Razib Khan One-stop-shopping for all of my content

May 14, 2020

The deep origins of the Han Chinese

Filed under: East Asia,Historical Population Genetics — Razib Khan @ 10:25 pm

A new paper came out today on ancient East Asian DNA. More precisely, this work focused on early and late Neolithic samples from China, especially the lower Yellow river basin (north-central China) and the Fujian in southeast China. A major result can be boiled down to the Admixturegraph to the right.

The first ancient DNA out of East Eurasia was that from Tianyuan cave near modern Beijing. As you can see that individual is basal to other ancient (and modern) East Asians. That is, it isn’t representative of the ancestors of modern East Asians. But, the Tianyuan individual was already closer to modern East Asians than West Eurasians. Since the Tianyuan individual is ~40,000 years old, that means the bifurcation between eastern and western Eurasian groups predates 40,000 years ago.

This is not a surprising result, as the bifurcations between various “eastern” Eurasian groups (e.g., the ancestors of the Andamanese and East Asians) date to close to 50,000 years ago. The separation from Western Eurasians had to have happened after ~55,000 years ago since that’s about when the common shared Neanderthal admixture occurred.

The graph also shows that some ancient West Eurasian ancestry did come into the ancestors of East Asians through Siberians. More precisely, the Paleo-Siberian populations (replaced more recently by Neo-Siberian groups) had some ancestry from Ancient North Eurasians, who themselves were ~70% West Eurasian in ancestry (the other ~30% being a deeply basal East Eurasian). These Paleo-Siberians contributed ancestry to many northern East Asian groups, and likely explain the affinity between these groups and the Mal’ta-related individuals.

Finally, most of the edges show the separations between northern and southern East Asians and differences between inland and coastal populations. Though there is a deep distinction between northern and southern groups, the paper makes it clear that there is gene flow between coastal groups.
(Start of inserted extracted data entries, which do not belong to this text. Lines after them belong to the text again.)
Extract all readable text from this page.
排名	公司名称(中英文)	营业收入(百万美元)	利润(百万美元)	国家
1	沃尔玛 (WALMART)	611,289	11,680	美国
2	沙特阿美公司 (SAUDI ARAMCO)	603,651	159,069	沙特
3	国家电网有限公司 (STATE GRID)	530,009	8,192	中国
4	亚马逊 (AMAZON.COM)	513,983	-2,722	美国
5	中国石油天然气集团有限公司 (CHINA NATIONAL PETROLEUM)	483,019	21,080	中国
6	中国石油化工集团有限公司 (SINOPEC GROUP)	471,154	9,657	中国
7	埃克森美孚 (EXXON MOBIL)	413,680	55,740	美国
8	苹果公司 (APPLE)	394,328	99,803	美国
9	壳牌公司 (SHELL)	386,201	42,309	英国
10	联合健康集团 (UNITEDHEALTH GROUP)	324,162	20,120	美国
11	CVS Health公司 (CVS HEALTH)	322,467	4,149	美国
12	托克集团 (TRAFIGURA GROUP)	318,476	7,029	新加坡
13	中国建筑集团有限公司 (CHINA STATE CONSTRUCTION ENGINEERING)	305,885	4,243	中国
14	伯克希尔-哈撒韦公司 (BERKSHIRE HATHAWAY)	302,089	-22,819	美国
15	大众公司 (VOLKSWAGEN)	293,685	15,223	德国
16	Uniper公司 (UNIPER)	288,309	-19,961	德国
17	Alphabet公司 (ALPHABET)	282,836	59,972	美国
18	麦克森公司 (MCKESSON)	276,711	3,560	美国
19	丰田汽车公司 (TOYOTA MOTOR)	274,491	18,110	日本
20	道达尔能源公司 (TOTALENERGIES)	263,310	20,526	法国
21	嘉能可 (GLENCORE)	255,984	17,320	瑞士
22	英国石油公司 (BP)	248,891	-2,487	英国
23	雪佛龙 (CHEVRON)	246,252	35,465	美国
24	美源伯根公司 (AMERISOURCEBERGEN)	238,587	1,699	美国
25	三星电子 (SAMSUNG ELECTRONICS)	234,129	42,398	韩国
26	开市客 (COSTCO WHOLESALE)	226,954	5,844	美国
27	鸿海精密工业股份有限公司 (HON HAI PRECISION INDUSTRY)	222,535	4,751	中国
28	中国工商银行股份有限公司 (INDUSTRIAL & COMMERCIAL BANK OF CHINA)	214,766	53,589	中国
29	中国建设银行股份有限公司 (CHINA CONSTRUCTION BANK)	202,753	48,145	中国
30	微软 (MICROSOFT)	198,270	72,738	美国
This may explain affinities between the Japanese and Koreans, and peoples in southern China.

In terms of broad dynamics, one pattern that is evident, and repeats what we see all across Eurasia, is that the more recent periods seem to have undergone some level of panmixia. Ancient samples from northern and southern China are well differentiated, with pairwise Fst of around 0.04. Modern individuals sampled from these regions are closer to 0.02. Part of this is due to a significant expansion of “northern” ancestry at the expense of “southern”. But there is also some flow northward of “southern” ancestry. Though not highlighted in this paper because they lacked the samples, the movement throughout the Chinese Empire over the last 2,000 years is surely mediating this. In instances of famine or war resulting in depopulation in a province, the Chinese central authorities routinely encouraged migration from overpopulated provinces (modern Sichuan was repopulated from Hunan after a series of wars during the Ming-Qing transition). After 800 AD the demographic center China was in the Yangzi river valley, and south.
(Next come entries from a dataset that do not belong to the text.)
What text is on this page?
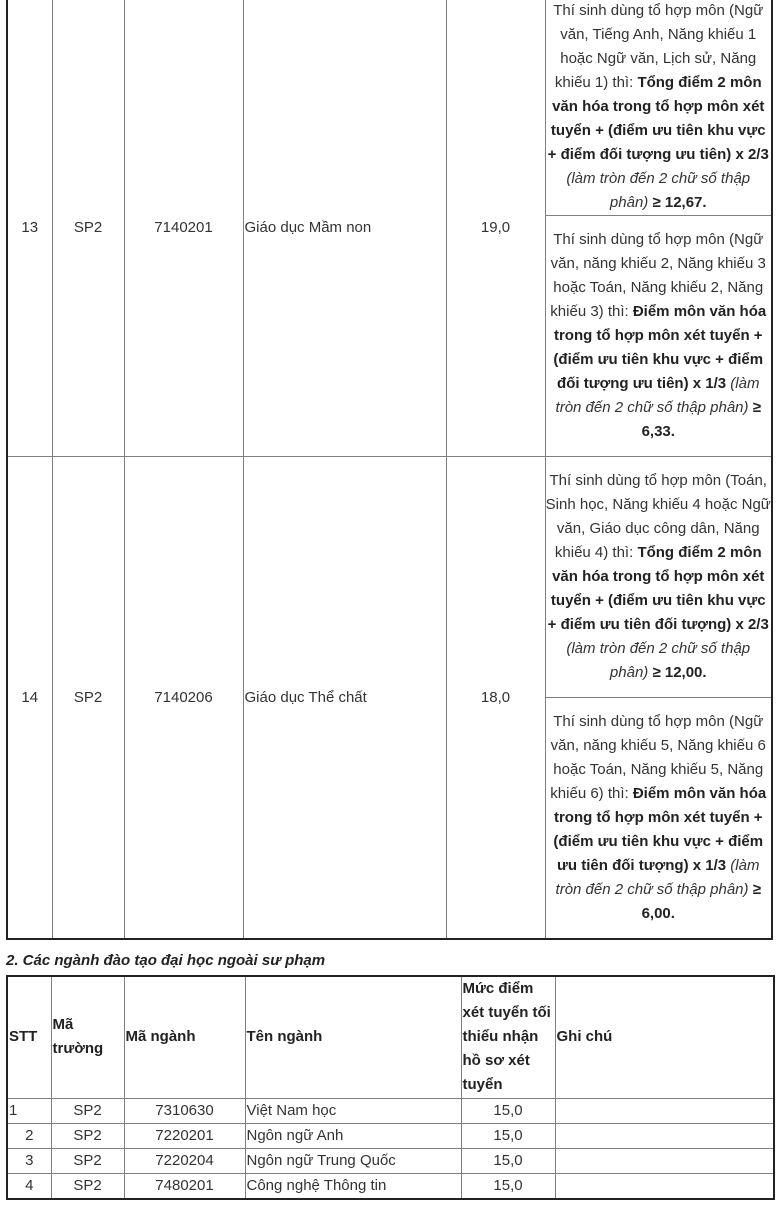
13	SP2	7140201	Giáo dục Mầm non	19,0	Thí sinh dùng tổ hợp môn (Ngữ văn, Tiếng Anh, Năng khiếu 1 hoặc Ngữ văn, Lịch sử, Năng khiếu 1) thì: Tổng điểm 2 môn văn hóa trong tổ hợp môn xét tuyển + (điểm ưu tiên khu vực + điểm đối tượng ưu tiên) x 2/3 (làm tròn đến 2 chữ số thập phân) ≥ 12,67.
					Thí sinh dùng tổ hợp môn (Ngữ văn, năng khiếu 2, Năng khiếu 3 hoặc Toán, Năng khiếu 2, Năng khiếu 3) thì: Điểm môn văn hóa trong tổ hợp môn xét tuyển + (điểm ưu tiên khu vực + điểm đối tượng ưu tiên) x 1/3 (làm tròn đến 2 chữ số thập phân) ≥ 6,33.
14	SP2	7140206	Giáo dục Thể chất	18,0	Thí sinh dùng tổ hợp môn (Toán, Sinh học, Năng khiếu 4 hoặc Ngữ văn, Giáo dục công dân, Năng khiếu 4) thì: Tổng điểm 2 môn văn hóa trong tổ hợp môn xét tuyển + (điểm ưu tiên khu vực + điểm ưu tiên đối tượng) x 2/3 (làm tròn đến 2 chữ số thập phân) ≥ 12,00.
					Thí sinh dùng tổ hợp môn (Ngữ văn, năng khiếu 5, Năng khiếu 6 hoặc Toán, Năng khiếu 5, Năng khiếu 6) thì: Điểm môn văn hóa trong tổ hợp môn xét tuyển + (điểm ưu tiên khu vực + điểm ưu tiên đối tượng) x 1/3 (làm tròn đến 2 chữ số thập phân) ≥ 6,00.
2. Các ngành đào tạo đại học ngoài sư phạm
STT	Mã trường	Mã ngành	Tên ngành	Mức điểm xét tuyển tối thiểu nhận hồ sơ xét tuyển	Ghi chú
1	SP2	7310630	Việt Nam học	15,0	
2	SP2	7220201	Ngôn ngữ Anh	15,0	
3	SP2	7220204	Ngôn ngữ Trung Quốc	15,0	
4	SP2	7480201	Công nghệ Thông tin	15,0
Unsurprisingly, the authors find that the southern samples from Fujian seem most similar to Austronesians. Today no one from these regions is “pure” southern. Rather, they are a mix. The Austronesians migrated out early enough that they carry southern East Asian ancestry exclusively. This recapitulates a common phenomenon where the ancestral “homeland” of a given group changes over time, reducing the ability to infer origins (e.g., the percentage of “Middle Eastern” ancestry in Southern Europe was underestimated because Anatolian farmers were partially replaced in Anatolia by migrants from the east).

There are also details in the supplements which confirm earlier inferences. For example, the Tianyuan individual has affinities with the Goyet Aurginacian sample from Belgium which dates to 35,000 years ago. But other East Asians do not. This seems to imply that Tianyuan was much more closely connected to a population that had trans-Eurasian affinities (another possibility is ancient structure, but the bifurcation between eastern and western Eurasian populations was more than 15,000 years before the time of Goyet so I am skeptical). Additionally, they also detect possible gene flow into Mesolithic Europeans from a population with East Asian ancestry (one possibility here that doesn’t seem to be explored is shared Ancient North Eurasian ancestry into both groups).
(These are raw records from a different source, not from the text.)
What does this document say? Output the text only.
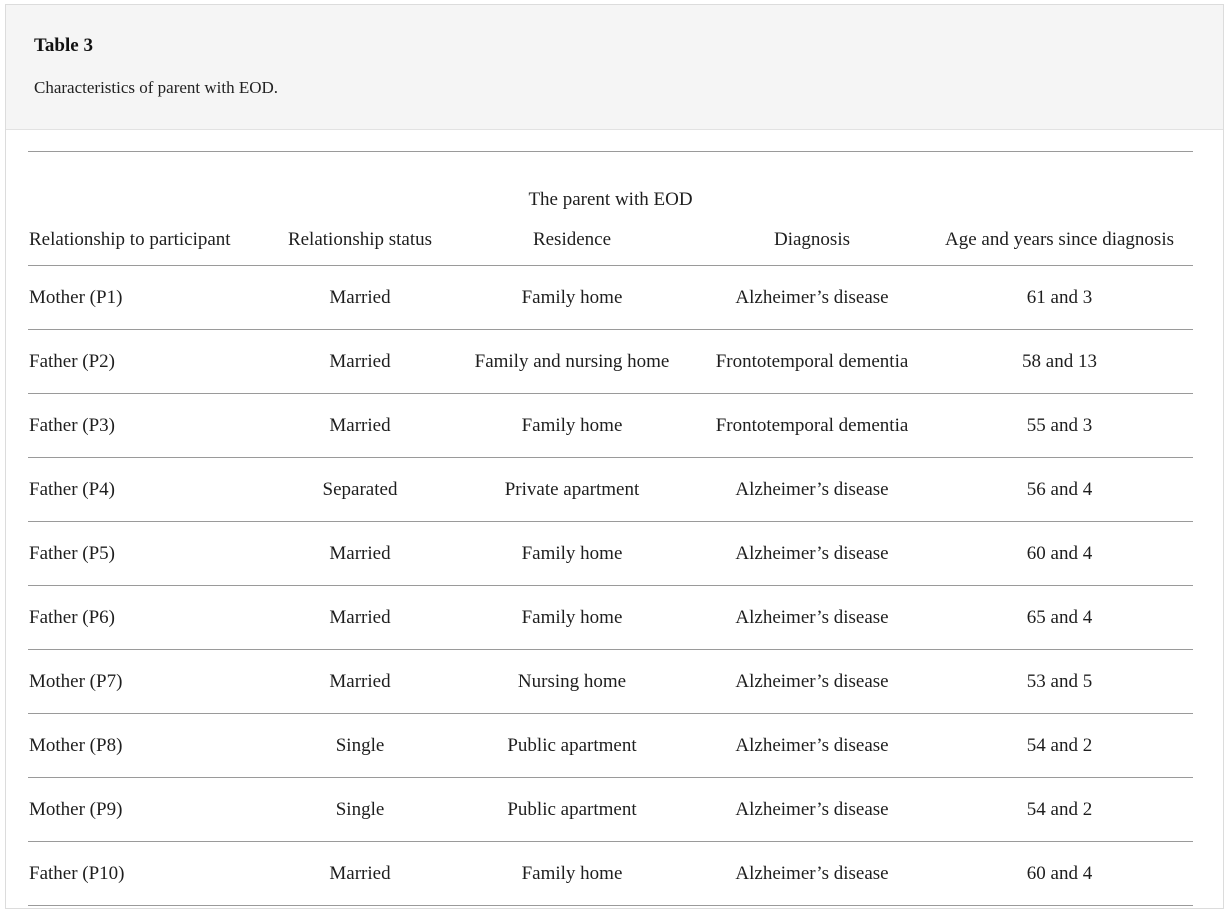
Table 3
Characteristics of parent with EOD.
The parent with EOD				
Relationship to participant	Relationship status	Residence	Diagnosis	Age and years since diagnosis
Mother (P1)	Married	Family home	Alzheimer’s disease	61 and 3
Father (P2)	Married	Family and nursing home	Frontotemporal dementia	58 and 13
Father (P3)	Married	Family home	Frontotemporal dementia	55 and 3
Father (P4)	Separated	Private apartment	Alzheimer’s disease	56 and 4
Father (P5)	Married	Family home	Alzheimer’s disease	60 and 4
Father (P6)	Married	Family home	Alzheimer’s disease	65 and 4
Mother (P7)	Married	Nursing home	Alzheimer’s disease	53 and 5
Mother (P8)	Single	Public apartment	Alzheimer’s disease	54 and 2
Mother (P9)	Single	Public apartment	Alzheimer’s disease	54 and 2
Father (P10)	Married	Family home	Alzheimer’s disease	60 and 4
What is the overall takeaway? I think this confirms the other early papers that East Asia exhibits more continuity with its past that Europe and South Asian, rather like West Asia. While Europeans and South Asians have substantial ancestry from profoundly intrusive groups during the Holocene, the Han Chinese are in many ways “sons of the soil.” They did to some extent marginalize and absorb many other peoples in the modern area of “China proper”, and are themselves as a compound of two ancestral streams, but at the end of the last Ice Age, more than 90% of their ancestors were living within the boundaries of China proper.

More generally, modern imperial polities are exactly what some of their critics accuse of them of being: panmixia machines. Pre-state people were more genetically differentiated across local spatial scales. This seems the case everywhere there are good transects.

March 26, 2020

Version alpha of trying to understand East Asian population history is now out!

Filed under: Ancient DNA,East Asia,Han Chinese,Historical Genetics — Razib Khan @ 12:58 am

We’ve been waiting for ancient DNA to answer some questions about Eastern Eurasia for a while. I always thought Qiaomei Fu would spearhead it, but it doesn’t seem like it worked out that way. That’s bcause she’s not on a new preprint, The Genomic Formation of Human Populations in East Asia, which fills in a lot of gaps and confusing aspects of what has been reported from fragments of publications before (e.g., this clarifies a lot of things with Japan, see below). Since there has already been ancient DNA work on eastern Siberia and Southeast Asia, this is really focusing on the area in and around what is today the Peoples’ Republic of China. The first author has an affiliation with a university in Fujian.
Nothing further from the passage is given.